Asdal : C’est une grande satisfaction pour moi de prendre part à un effort mondial si important pour l’avenir. Ma plus grande source d’inspiration est le contact, et la collaboration, avec toutes ces personnes douées et enthousiastes qui travaillent dans les banques de gènes autour du monde.

Nouvelles des forêts : Comment ces collections sont-elles utilisées pour améliorer les moyens de subsistance des communautés ?

Jamnadass : Les forêts riches d’une grande variété d’arbres sont capables de produire de la nourriture en abondance, de pourvoir aux besoins d’une faune sauvage complexe, d’enrichir les processus écologiques et de résister aux épidémies. La diversité génétique présente au sein de chaque essence d’arbre est gage d’adaptation, de potentiel évolutif et de santé lorsque les conditions changent. La variabilité génétique et des caractères permet aux arbres de s’adapter aux évolutions du climat, de résister aux nuisibles et de tirer avantage des ressources disponibles.

Aladele : Dans le cadre du projet Seeds for Resilience (des semences pour améliorer la résilience), les semences sont directement données aux agriculteurs. Ils font parfois de bonnes trouvailles. Par exemple, un groupe d’agriculteurs de l’État de Kano au nord du Nigéria a découvert une variété de sorgho qui mûrit deux fois plus vite : deux mois au lieu de quatre.

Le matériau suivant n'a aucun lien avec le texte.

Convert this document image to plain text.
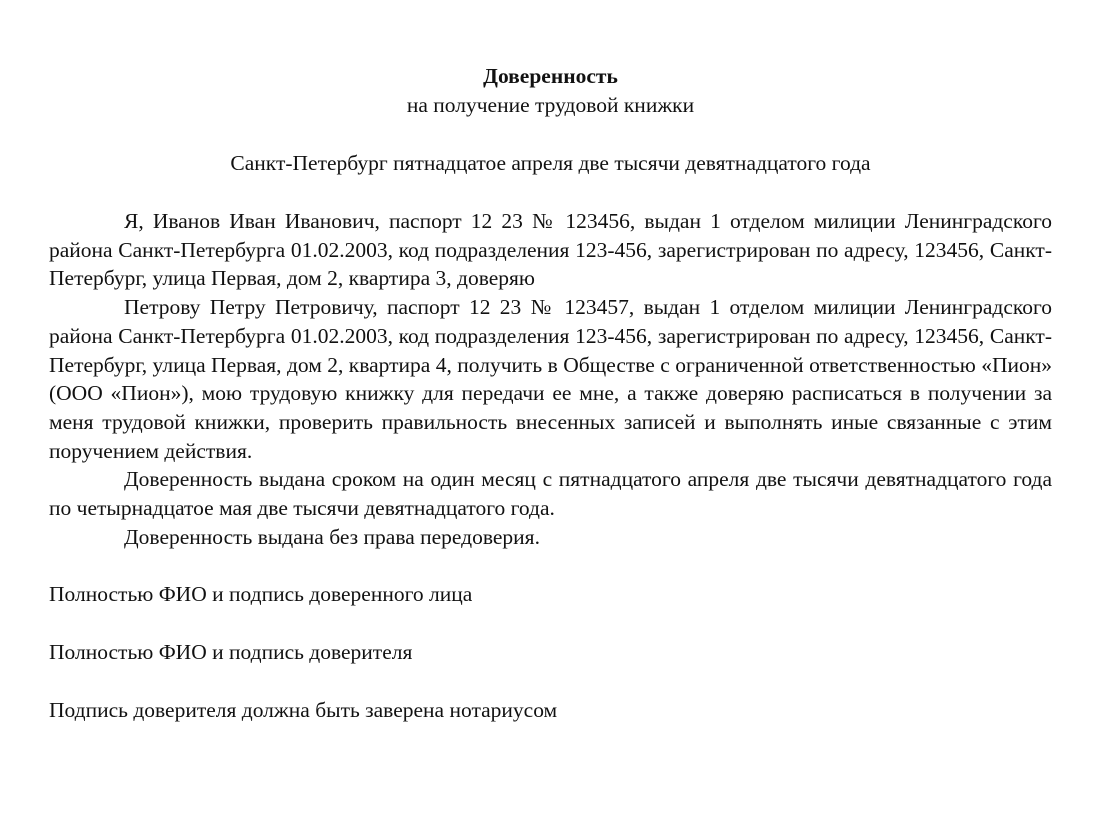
Доверенность

на получение трудовой книжки

Санкт-Петербург пятнадцатое апреля две тысячи девятнадцатого года

Я, Иванов Иван Иванович, паспорт 12 23 № 123456, выдан 1 отделом милиции Ленинградского района Санкт-Петербурга 01.02.2003, код подразделения 123-456, зарегистрирован по адресу, 123456, Санкт-Петербург, улица Первая, дом 2, квартира 3, доверяю

Петрову Петру Петровичу, паспорт 12 23 № 123457, выдан 1 отделом милиции Ленинградского района Санкт-Петербурга 01.02.2003, код подразделения 123-456, зарегистрирован по адресу, 123456, Санкт-Петербург, улица Первая, дом 2, квартира 4, получить в Обществе с ограниченной ответственностью «Пион» (ООО «Пион»), мою трудовую книжку для передачи ее мне, а также доверяю расписаться в получении за меня трудовой книжки, проверить правильность внесенных записей и выполнять иные связанные с этим поручением действия.

Доверенность выдана сроком на один месяц с пятнадцатого апреля две тысячи девятнадцатого года по четырнадцатое мая две тысячи девятнадцатого года.

Доверенность выдана без права передоверия.

Полностью ФИО и подпись доверенного лица

Полностью ФИО и подпись доверителя

Подпись доверителя должна быть заверена нотариусом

Cela signifie que cette culture peut « battre » la saison sèche de vitesse.

Nouvelles des forêts : En quoi la coopération internationale aide-t-elle les détenteurs de collections autour du monde à préserver leurs semences dans la chambre forte mondiale de graines du Svalbard ?

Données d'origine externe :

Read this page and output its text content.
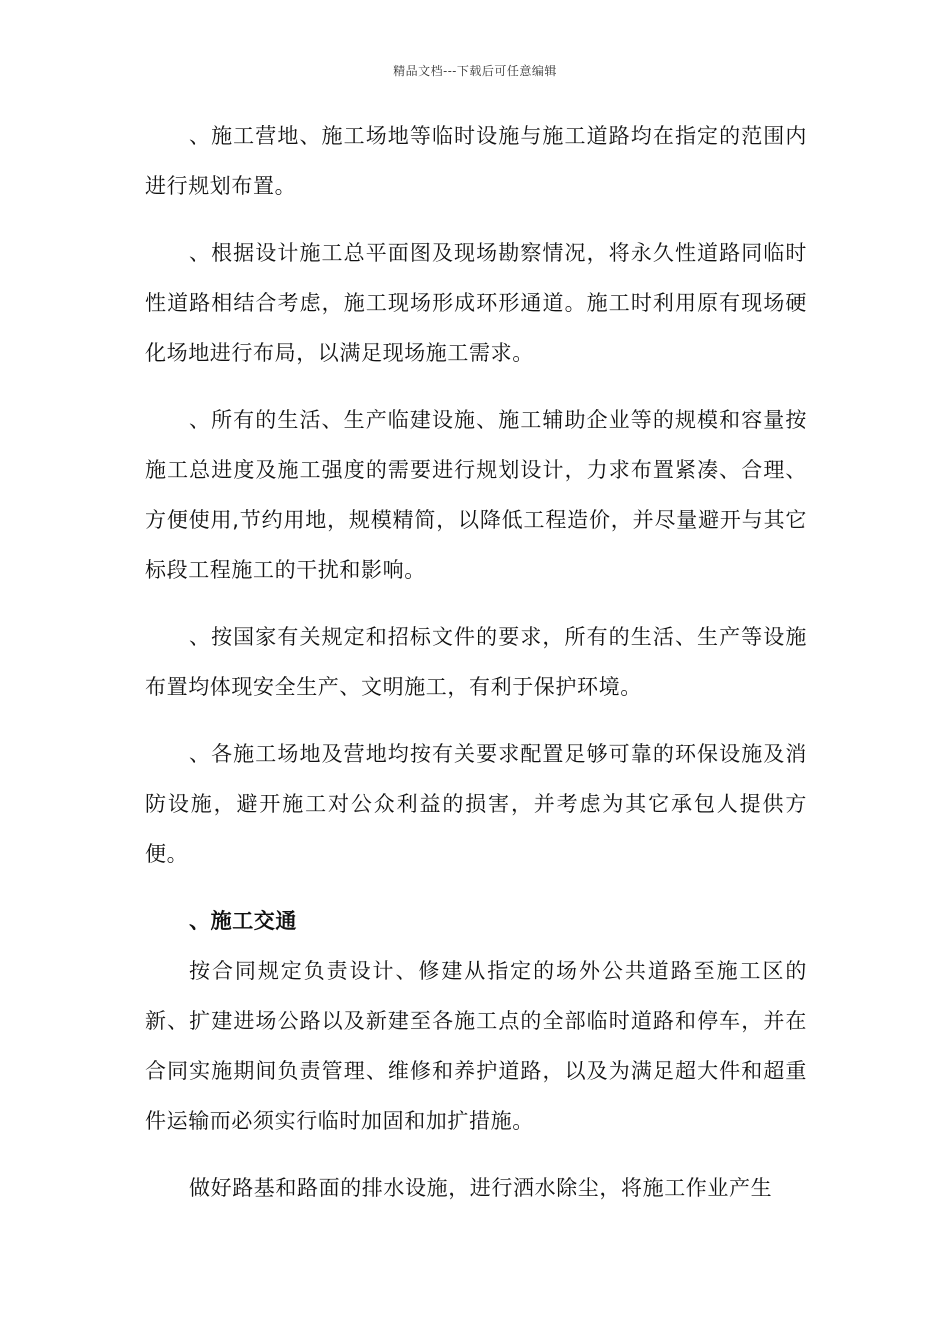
精品文档---下载后可任意编辑

、施工营地、施工场地等临时设施与施工道路均在指定的范围内进行规划布置。

、根据设计施工总平面图及现场勘察情况，将永久性道路同临时性道路相结合考虑，施工现场形成环形通道。施工时利用原有现场硬化场地进行布局，以满足现场施工需求。

、所有的生活、生产临建设施、施工辅助企业等的规模和容量按施工总进度及施工强度的需要进行规划设计，力求布置紧凑、合理、方便使用,节约用地，规模精简，以降低工程造价，并尽量避开与其它标段工程施工的干扰和影响。

、按国家有关规定和招标文件的要求，所有的生活、生产等设施布置均体现安全生产、文明施工，有利于保护环境。

、各施工场地及营地均按有关要求配置足够可靠的环保设施及消防设施，避开施工对公众利益的损害，并考虑为其它承包人提供方便。

、施工交通

按合同规定负责设计、修建从指定的场外公共道路至施工区的新、扩建进场公路以及新建至各施工点的全部临时道路和停车，并在合同实施期间负责管理、维修和养护道路，以及为满足超大件和超重件运输而必须实行临时加固和加扩措施。

做好路基和路面的排水设施，进行洒水除尘，将施工作业产生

Asdal : Aucun pays, aucune région, ne peut atteindre l’autosuffisance en matière de ressource génétique des plantes.

Heureusement, la conservation et l’utilisation de ces ressources ont été organisées, au fil des ans, grâce à un effort international commun. La coopération et les programmes de financements internationaux garantissent aussi que les ressources précieuses qui appartiennent à des pays situés dans des régions du monde moins développées sont conservées, sauvegardées et mises à la disposition de la science et de l’amélioration variétale pour tous les pays…et pour l’humanité.